Ah the 1980s. Times were different back then. This was all the sex education we needed. What harm did it do? It’s not as though the Irish lack a mature and respectful approach to sex, sexuality, contraception, reproductive rights, or sexual consent, now, is it?

So guess what. Fast forward to 2018 and — drum roll please — nothing much has changed. In fact, the Catholic-school lobby want to take active steps to keep everything this way, with right-wing conservatives actively speaking out against the ‘undermining’ of ethos that might result from modernizing sex education in Catholic schools:
Fianna Fáil [the lead opposition party in the Irish parliament] will oppose legislation which provides for factual objective sex education without regard to the ethos of a school.
The party’s education spokesman Thomas Byrne said he was concerned that the Provision of Objective Sex Education Bill would result in changes to the “characteristic spirit of schools” and had been drafted without consulting education partners.
In other words, the church was not asked first. You know, they might not want ‘factual objective’ education. Did you ever think of that?
Mr Byrne insisted that Fianna Fáil supported the call…“for improvements in sexual health and relationship education in schools, youth clubs and other settings”.

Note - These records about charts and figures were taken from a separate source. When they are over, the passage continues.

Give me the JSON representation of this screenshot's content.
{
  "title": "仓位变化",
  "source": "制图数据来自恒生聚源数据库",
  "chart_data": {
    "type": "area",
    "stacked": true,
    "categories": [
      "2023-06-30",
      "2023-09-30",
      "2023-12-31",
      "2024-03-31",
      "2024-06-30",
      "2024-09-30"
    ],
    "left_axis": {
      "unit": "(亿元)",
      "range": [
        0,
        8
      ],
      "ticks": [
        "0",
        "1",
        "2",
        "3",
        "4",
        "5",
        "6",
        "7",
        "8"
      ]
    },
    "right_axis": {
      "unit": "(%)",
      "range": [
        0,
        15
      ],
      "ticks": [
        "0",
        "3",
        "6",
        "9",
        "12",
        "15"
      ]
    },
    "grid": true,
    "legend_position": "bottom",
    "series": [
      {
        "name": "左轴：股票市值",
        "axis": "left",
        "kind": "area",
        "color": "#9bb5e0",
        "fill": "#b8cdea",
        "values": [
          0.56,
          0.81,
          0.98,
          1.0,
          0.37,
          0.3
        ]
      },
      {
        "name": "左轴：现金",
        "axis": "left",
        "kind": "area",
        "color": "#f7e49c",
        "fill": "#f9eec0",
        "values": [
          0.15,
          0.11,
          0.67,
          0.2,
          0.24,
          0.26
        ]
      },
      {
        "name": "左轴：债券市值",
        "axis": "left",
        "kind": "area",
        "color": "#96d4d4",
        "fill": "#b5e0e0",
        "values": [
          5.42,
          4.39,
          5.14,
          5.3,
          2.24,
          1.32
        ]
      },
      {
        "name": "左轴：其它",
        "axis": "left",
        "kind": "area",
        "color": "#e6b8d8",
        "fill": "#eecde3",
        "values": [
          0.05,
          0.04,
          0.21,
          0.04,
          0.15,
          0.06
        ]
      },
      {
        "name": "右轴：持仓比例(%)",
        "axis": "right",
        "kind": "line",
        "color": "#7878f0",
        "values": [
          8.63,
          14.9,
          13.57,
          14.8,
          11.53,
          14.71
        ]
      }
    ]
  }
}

The Meath East TD said “we have a principled objection to this Bill on the basis that Ireland has never legislated in law for a curriculum of any type”.
You see? It’s a free speech thing. Shame on you for thinking it was something to do with religion.
He added: “We have never put in law what should be taught in our classes. We have left it to teachers and other experts to decide, and politicians have not got involved.”
Yes, experts. Like priests. With their biros.
Thankfully, these bozos are in a parliamentary minority and so cannot prevent the new law being passed. Soon our nation’s schools will be mandated to teach facts, for a change. How modern. The next thing you know, we’ll have computers.
We are soooo twenty-first century now.

Brian Hughes is an academic psychologist and university professor in Galway, Ireland, specialising in stress, health, and the application of psychology to social issues. He writes widely on the psychology of empiricism and of empirically disputable claims, especially as they pertain to science, health, medicine, and politics.